Y así se va explicando el conocido oxímoron de amor-odio que todo chilango siente por su hábitat. Yo la amo con cierta locura, y esa misma zona en la que vivo al lado de la Doctores es una colonia, la Narvarte, cuajada de palmeras y establecimientos de barrio verdaderamente encantadora. El fin de semana es como un telar que fuera finamente atravesado por todo tipo de sonidos locales: el grito del gaaaaas, la campana de la basura, los camotes, el afilador y, en fin, la consabida grabación de los tamales oaxaqueños que ya forma parte del soundtrack de todos nosotros. Pero simultáneo a esa banda sonora, a ese sabor local, he desarrollado un miedo gélido a que el suelo se abra bajo mis pies, como si la realidad mexicana se sostuviera sobre la fragilidad de un potencial socavón. En Asterix y Obelix, el feroz y valientísimo jefe de la aldea gala sólo teme a una cosa: que el cielo se desplome sobre su cabeza. ¡Cuántos mexicanos no somos Abraracúrcix a la inversa,

aterrorizados con la idea de que un socavón se abra súbitamente debajo de nuestros pies! Ay, qué inconsistencia. Ay, qué precariedad.
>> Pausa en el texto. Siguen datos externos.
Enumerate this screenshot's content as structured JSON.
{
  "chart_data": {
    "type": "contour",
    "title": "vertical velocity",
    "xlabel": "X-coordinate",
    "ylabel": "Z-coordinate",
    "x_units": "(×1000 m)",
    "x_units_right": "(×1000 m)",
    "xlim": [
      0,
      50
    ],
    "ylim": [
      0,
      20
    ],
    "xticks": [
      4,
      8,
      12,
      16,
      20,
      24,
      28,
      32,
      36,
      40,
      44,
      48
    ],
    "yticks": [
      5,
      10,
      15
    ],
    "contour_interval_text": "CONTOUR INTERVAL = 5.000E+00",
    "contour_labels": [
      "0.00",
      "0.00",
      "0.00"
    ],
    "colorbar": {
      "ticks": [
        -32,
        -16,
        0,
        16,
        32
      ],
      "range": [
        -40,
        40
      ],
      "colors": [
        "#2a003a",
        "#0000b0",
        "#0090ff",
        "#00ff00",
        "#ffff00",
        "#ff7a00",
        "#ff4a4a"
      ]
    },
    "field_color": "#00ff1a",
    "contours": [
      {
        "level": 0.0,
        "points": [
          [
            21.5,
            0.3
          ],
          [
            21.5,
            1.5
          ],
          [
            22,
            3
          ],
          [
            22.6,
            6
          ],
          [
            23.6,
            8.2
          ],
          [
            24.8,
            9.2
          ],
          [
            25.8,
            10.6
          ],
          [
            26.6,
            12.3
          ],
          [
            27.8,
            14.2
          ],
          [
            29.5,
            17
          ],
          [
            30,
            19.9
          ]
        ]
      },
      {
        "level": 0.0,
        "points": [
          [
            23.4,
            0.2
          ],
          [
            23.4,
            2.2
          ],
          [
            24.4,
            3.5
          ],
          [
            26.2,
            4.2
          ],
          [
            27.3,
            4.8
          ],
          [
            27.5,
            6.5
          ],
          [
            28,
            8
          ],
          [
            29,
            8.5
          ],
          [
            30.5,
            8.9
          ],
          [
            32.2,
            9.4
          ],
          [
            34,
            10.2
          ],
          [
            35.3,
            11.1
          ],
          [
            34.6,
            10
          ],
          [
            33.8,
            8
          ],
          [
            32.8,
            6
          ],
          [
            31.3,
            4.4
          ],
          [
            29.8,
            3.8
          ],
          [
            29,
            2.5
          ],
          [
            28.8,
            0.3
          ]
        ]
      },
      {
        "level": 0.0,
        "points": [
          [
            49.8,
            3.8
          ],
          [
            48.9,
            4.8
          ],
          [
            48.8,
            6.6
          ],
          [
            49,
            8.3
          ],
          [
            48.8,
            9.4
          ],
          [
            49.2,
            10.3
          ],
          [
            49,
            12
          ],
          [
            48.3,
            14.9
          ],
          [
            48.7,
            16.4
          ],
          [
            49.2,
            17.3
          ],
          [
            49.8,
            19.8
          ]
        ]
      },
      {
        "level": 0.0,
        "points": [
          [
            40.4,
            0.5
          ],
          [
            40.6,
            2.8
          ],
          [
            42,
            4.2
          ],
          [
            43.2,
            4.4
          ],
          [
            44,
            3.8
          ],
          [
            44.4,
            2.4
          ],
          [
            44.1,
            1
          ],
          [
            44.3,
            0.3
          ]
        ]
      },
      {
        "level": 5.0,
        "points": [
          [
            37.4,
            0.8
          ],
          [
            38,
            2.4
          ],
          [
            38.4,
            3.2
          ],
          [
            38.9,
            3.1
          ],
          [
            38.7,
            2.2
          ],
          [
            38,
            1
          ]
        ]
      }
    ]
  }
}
Pero el pavimento no se ha ahuecado hasta ahora bajo mi coche, y persevero en esta ciudad con una especie de fe, como quien camina confiadamente en la oscuridad. Sé que debajo de mí hubo una laguna, y que a mi alrededor campea una violencia cada vez más visible, pero no por ello voy a dejar de peinar estas intensas calles, esta región más eléctrica del aire.